Aren't there annunciations
of some sort or another
in most lives ?
Some unwillingly
undertake great destinies,
enact them in sullen pride,
uncomprehending.
More often
those moments
when roads of light and storm
open from darkness in a man or woman,
are turned away from
in dread, in a wake of weakness, in despair,
and in relief.
God does not smite them,
but the gates close, the pathway vanishes.

dimanche 3 janvier 2021

Richard Prince - Untitled Cowboy
La veillée du dimanche. Cette année, comme depuis plus de dix ans, je m’efforcerai de publier chaque dimanche deux œuvres d’un artiste que – la plupart du temps – j’aime assez pour m’intéresser à son travail. Aujourd’hui fait exception. Le propos de cette publication est de réveiller, sans y répondre, la sempiternelle question : qu'est-ce que l'art ? Qu'y-a-t-il de commun entre les chefs-d'œuvre de la Renaissance italienne et les sculptures de Jeff Koons ? 
A. Gursky - Rhein II (1999)

Ces deux clichés figurent, avec d'autres – ceux de Cindy Sherman notamment –, parmi les photographies les plus chères jamais vendues.
La première, Untitled (Cowboy) de Richard Prince, a été acquise en 2008 pour 3,4 millions de dollars chez Sotheby’s à New York. C’est une photographie d’une photographie : Richard Prince a simplement photographié une publicité Marlboro publiée dans un numéro du magazine Time, donnant à cette démarche le nom de "rephotography". L'auteur de l'image originale, rémunéré quelques centaines de dollars à l'époque, a tenté un procès, mais en vain.
Le second cliché est d'Andreas Gursky. Après avoir déjà dépassé plusieurs fois les 3 millions de dollars avec 99 Cents (voir publication d'octobre 2011), il bat en 2011 le record de la photographie la plus chère vendue aux enchères avec Rhein II, adjugée 4,3 millions de dollars chez Christie’s à New York. La photographie, prise en 1999, a été largement retravaillée numériquement : Gursky a notamment supprimé plusieurs éléments du paysage pour obtenir cette image presque abstraite du Rhin.
Deux œuvres qui, si elles ne nous apportent aucune réponse sur la nature de l'art, en disent long sur celle de son marché – et peut-être, plus largement, sur celle de notre monde.
Quant au Phantom de Peter Lik, ICI, il se serait vendu pour 6,5 millions de dollars.
 © Veilleur de Nuit – 2021

dimanche 23 octobre 2011

A. Gursky - Mayday V (2006)
La veillée du dimanche. Deux clichés de l'allemand Andreas Gursky (b.1955), formé à l’Académie des beaux-arts de Düsseldorf auprès des photographes Bernd et Hilla Becher, et qui y enseigne aujourd’hui à son tour.
Gursky, dont les photographies comptent parmi les plus chères au monde, est connu pour ses très grands formats d’une netteté spectaculaire, souvent pris en surplomb et composés avec une rigueur presque géométrique. Supermarchés, salles de marchés, immeubles, foules, entrepôts ou façades : ses images montrent un monde saturé d’objets, de signes et de mouvements.
Il ne photographie pas le réel pour le restituer fidèlement, mais pour le réorganiser. Grâce aux possibilités de la photographie numérique, qu’il utilise dès les années 1990, il assemble parfois plusieurs prises de vue pour en accentuer les répétitions et les effets d’accumulation, construisant ainsi une image plus dense, presque irréelle.

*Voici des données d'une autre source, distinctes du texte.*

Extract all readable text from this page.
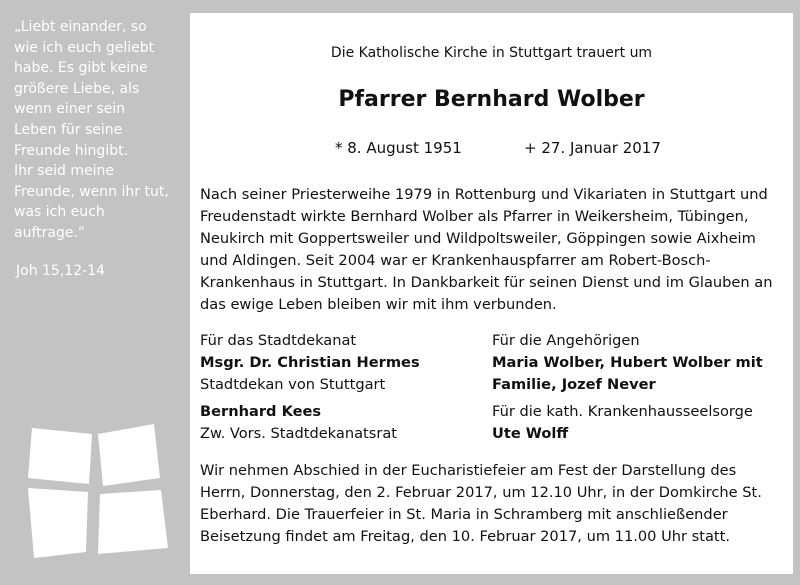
„Liebt einander, so
wie ich euch geliebt
habe. Es gibt keine
größere Liebe, als
wenn einer sein
Leben für seine
Freunde hingibt.
Ihr seid meine
Freunde, wenn ihr tut,
was ich euch
auftrage.“

Joh 15,12-14

Die Katholische Kirche in Stuttgart trauert um

Pfarrer Bernhard Wolber

* 8. August 1951	+ 27. Januar 2017

Nach seiner Priesterweihe 1979 in Rottenburg und Vikariaten in Stuttgart und Freudenstadt wirkte Bernhard Wolber als Pfarrer in Weikersheim, Tübingen, Neukirch mit Goppertsweiler und Wildpoltsweiler, Göppingen sowie Aixheim und Aldingen. Seit 2004 war er Krankenhauspfarrer am Robert-Bosch-Krankenhaus in Stuttgart. In Dankbarkeit für seinen Dienst und im Glauben an das ewige Leben bleiben wir mit ihm verbunden.

Für das Stadtdekanat
Msgr. Dr. Christian Hermes
Stadtdekan von Stuttgart
Bernhard Kees
Zw. Vors. Stadtdekanatsrat
Für die Angehörigen
Maria Wolber, Hubert Wolber mit Familie, Jozef Never
Für die kath. Krankenhausseelsorge
Ute Wolff

Wir nehmen Abschied in der Eucharistiefeier am Fest der Darstellung des Herrn, Donnerstag, den 2. Februar 2017, um 12.10 Uhr, in der Domkirche St. Eberhard. Die Trauerfeier in St. Maria in Schramberg mit anschließender Beisetzung findet am Freitag, den 10. Februar 2017, um 11.00 Uhr statt.
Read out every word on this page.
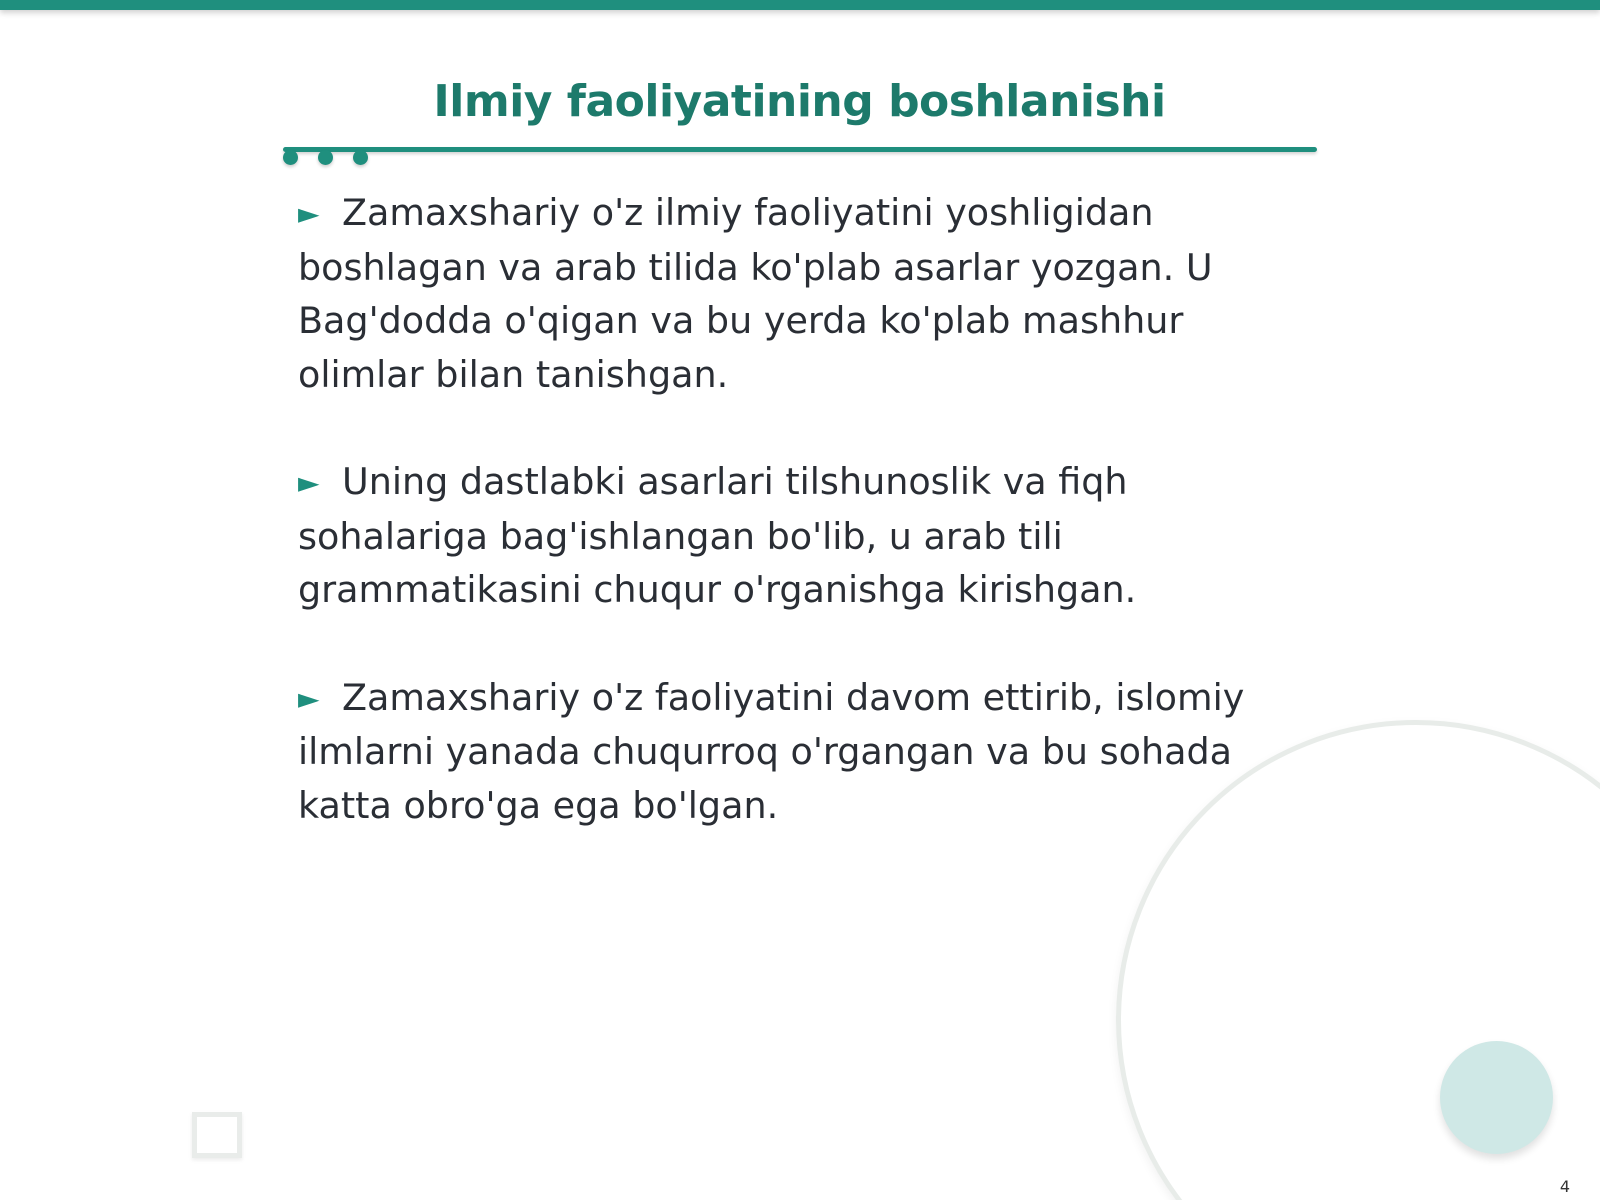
Ilmiy faoliyatining boshlanishi

► Zamaxshariy o'z ilmiy faoliyatini yoshligidan boshlagan va arab tilida ko'plab asarlar yozgan. U Bag'dodda o'qigan va bu yerda ko'plab mashhur olimlar bilan tanishgan.

► Uning dastlabki asarlari tilshunoslik va fiqh sohalariga bag'ishlangan bo'lib, u arab tili grammatikasini chuqur o'rganishga kirishgan.

► Zamaxshariy o'z faoliyatini davom ettirib, islomiy ilmlarni yanada chuqurroq o'rgangan va bu sohada katta obro'ga ega bo'lgan.

4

A. Gursky - 99 Cent (1999)
Ses photographies montrent alors moins un lieu précis qu’une certaine manière de regarder le monde contemporain : production de masse, consommation, circulation incessante des hommes, des marchandises et des images.
« I am never interested in the individual, but in the human species and its environment. »
Ce regard très froid, très distant parfois, peut sembler presque clinique. Vues ainsi, ces foules, ces rayonnages ou ces bureaux deviennent comme des motifs abstraits. Il y a pourtant, dans cette froideur apparente, quelque chose d’étrangement fascinant. Comme si l’accumulation, la répétition et la profusion désordonnée des choses finissaient, vus de loin, par composer une forme inattendue de beauté.
Assez ironiquement, cette photographie d’un magasin « tout à 99 cents » figure parmi les clichés les plus chers de l’histoire. Un premier tirage a été vendu plus de trois millions de dollars en 2007.